I don’t normally do statistics, but here’s some numbers:
A Tech Nation report on diversity shows that 19% of people in tech are women. 15.2% of people in text are underrepresented ethnic groups, and roughly 9% of tech workers are disabled. The report didn’t include numbers of LGBTQ+ folks, or people who are neurodiverse specifically.
The industry trends male in the UK, and there are plenty of initiatives to work to equalise this.
We also know that burnout is high in tech. The fast moving nature of tech means imposter syndrome is high. The pressure to keep on top of things, to learn new things, to lead, etc, is high.
In the UK, suicide is the biggest killer of men between 45 and 64. This has changed from the biggest killer of men under 45, but this number is still very high.
We know that LGBTQ and neurodiverse folks are also at a high risk of suicide, regardless of gender or ethnicity.
I’ve not even included social mobility here, but that’s also something to think about.
What I’m saying is, tech can be a diverse space. We want it to be more diverse, which is great, but the more we do this, the more we need to look after all of these people. This means providing space and care, but also acknowledging the different things that different people need.
Helping people with their mental wellbeing became something I wanted to do more of. I knew people responded well to how I spoke about my own mental health, and the resources I made.
I started by getting Mental Health First Aider training, to give myself a bit of grounding to help people when needed.
In 2019, I worked with my first business coach to get some ideas about how to turn all of my ideas into a business, and I started to work on SelfCare Backpack.

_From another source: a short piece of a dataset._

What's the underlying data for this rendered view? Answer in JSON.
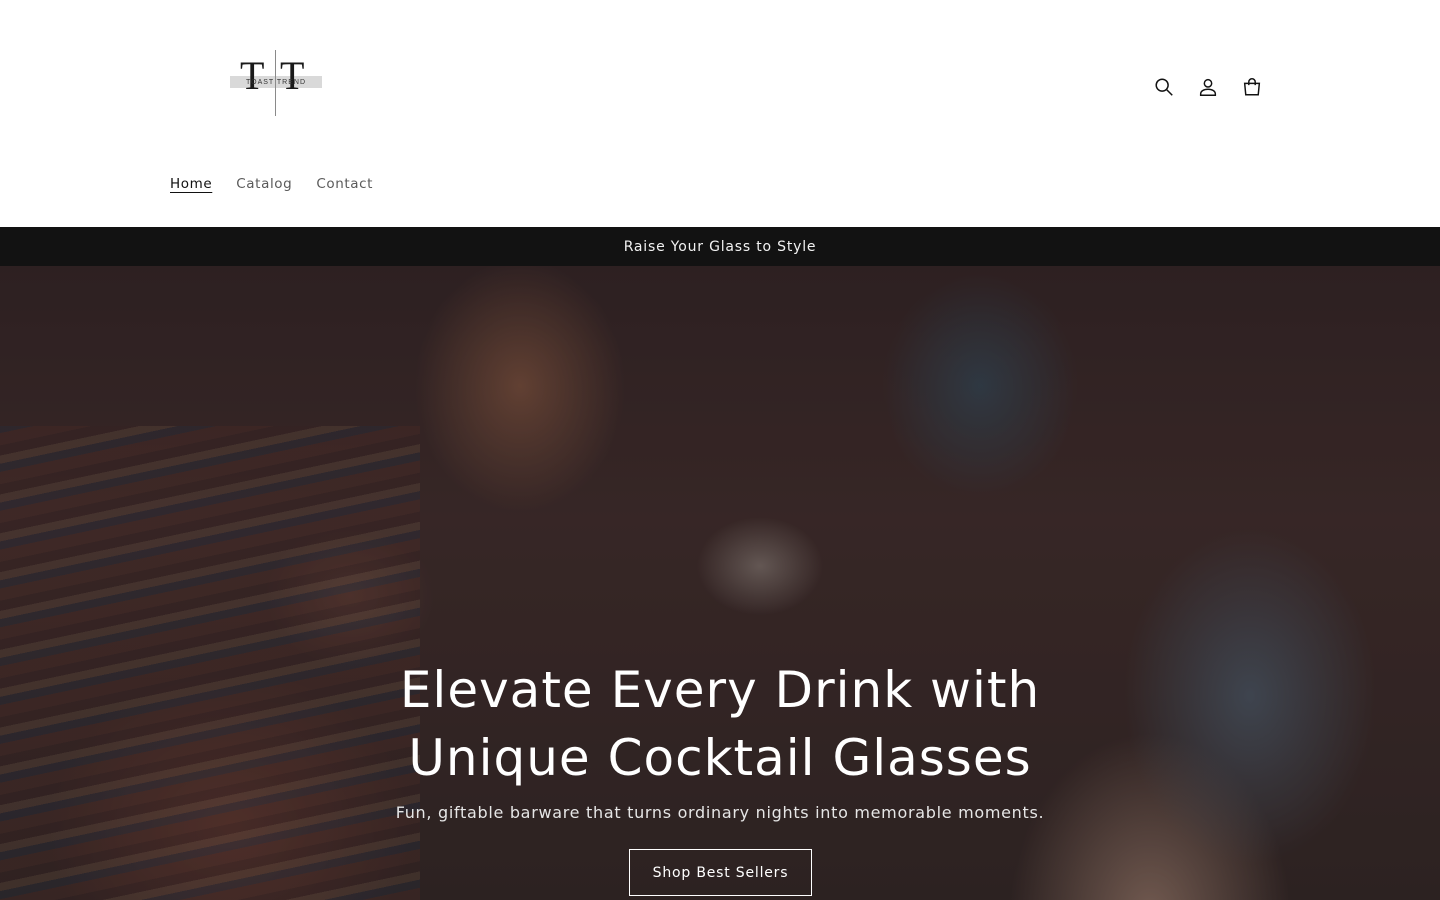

In 2020, I launched the business, just in time for the pandemic. I worked a fair bit during that year. I sold a bunch of resource packs, I did virtual talks and workshops, and started really thinking about how to develop more.

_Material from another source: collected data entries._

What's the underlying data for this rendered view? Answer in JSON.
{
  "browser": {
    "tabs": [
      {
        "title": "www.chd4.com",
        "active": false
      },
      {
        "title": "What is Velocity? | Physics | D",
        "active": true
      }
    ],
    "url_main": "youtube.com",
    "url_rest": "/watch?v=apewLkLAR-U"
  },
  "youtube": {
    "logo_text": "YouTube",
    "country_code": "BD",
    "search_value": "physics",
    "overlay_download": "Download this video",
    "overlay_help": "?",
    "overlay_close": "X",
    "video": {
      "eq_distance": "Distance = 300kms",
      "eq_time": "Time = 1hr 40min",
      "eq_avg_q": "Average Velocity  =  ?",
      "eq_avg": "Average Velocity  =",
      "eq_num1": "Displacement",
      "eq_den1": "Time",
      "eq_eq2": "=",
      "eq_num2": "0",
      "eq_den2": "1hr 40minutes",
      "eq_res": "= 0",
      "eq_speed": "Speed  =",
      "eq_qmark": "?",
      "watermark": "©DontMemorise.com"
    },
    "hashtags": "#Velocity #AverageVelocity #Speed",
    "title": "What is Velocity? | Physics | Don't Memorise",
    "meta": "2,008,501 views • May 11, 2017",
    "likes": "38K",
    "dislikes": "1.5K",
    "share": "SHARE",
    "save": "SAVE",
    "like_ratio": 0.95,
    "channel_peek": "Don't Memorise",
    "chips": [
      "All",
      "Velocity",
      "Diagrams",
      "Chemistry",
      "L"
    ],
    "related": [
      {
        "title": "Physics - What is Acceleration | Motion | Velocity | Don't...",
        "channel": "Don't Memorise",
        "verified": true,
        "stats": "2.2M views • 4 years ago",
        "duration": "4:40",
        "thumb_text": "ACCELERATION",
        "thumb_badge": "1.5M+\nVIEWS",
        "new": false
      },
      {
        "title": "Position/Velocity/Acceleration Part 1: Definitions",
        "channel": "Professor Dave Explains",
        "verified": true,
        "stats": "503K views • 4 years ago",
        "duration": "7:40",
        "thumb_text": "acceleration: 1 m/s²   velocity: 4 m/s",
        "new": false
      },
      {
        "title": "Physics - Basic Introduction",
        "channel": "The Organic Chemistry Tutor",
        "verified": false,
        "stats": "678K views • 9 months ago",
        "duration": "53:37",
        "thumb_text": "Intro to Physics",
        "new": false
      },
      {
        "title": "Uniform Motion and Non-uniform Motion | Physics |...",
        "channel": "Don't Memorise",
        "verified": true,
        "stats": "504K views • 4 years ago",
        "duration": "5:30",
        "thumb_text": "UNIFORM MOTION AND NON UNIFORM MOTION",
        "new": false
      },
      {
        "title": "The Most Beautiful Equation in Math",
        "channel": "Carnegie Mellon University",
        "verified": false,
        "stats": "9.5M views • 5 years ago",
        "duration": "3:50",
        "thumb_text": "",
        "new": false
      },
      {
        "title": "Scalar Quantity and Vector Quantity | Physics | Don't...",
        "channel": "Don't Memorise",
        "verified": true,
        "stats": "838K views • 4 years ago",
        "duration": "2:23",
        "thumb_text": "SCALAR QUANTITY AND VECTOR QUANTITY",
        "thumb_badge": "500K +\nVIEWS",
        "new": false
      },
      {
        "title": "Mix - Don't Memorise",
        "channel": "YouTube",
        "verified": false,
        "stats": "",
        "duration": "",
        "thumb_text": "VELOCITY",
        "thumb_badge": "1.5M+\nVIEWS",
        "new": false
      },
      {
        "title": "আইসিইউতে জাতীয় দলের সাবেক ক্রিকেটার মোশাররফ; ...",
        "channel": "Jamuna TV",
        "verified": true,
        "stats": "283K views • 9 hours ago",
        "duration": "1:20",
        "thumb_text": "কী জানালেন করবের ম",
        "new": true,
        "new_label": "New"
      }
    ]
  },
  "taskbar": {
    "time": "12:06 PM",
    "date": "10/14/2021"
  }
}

In 2022, I did my first counselling course. I wanted to get more training if I was going to make this an actual career. I wanted to be morally and ethically sound, because I know how dangerous it can be to spout things without any knowledge or grounding.
It was during this course that I did some mock sessions and realised I wanted to do this as a career. I wanted to be a counsellor.
My goal/dream is to be a counsellor, focusing on the tech community. I’m still in the community enough to know the broad context the people are in, the challenges they face, things like that.
I feel like talking to someone you know is qualified, but also worked in the trenches, so to speak, will feel comfortable for the tech workers who may come to me for counselling. The fact that I’m also queer and chronically ill means I have a wide array of experiences that I can share, to help people be more comfortable when starting their journey with me.
I still have a long way to go. Two years until I’m able to work as a counsellor, then another couple before I can open my own practice. It feels both really close and a long way away.
The journey is brilliant though, challenging and rewarding. I’ve enjoyed doing something a bit more academic again, reading textbooks and breaking out the highlighters.
It feels very odd to plan a career, just in general, never mind that I’m the other side of 35. I’ll be close to 40 before I’m qualified, probably closer to 45 before I open my own practice. I’m reminding myself to enjoy the journey, to be present and proud of myself for my progress, not just focusing on where I need to go.
I am proud of myself, I’m proud that I have a brand that feels real and true. I feel like I’m laying the groundwork for something important (it’s already important, but when I’m qualified, I feel like I’ll be able to really push this further). While I more than occasionally panic about making money and being self-employed, overall, I’m happy and grounded, and the path feels true. I just need to keep going.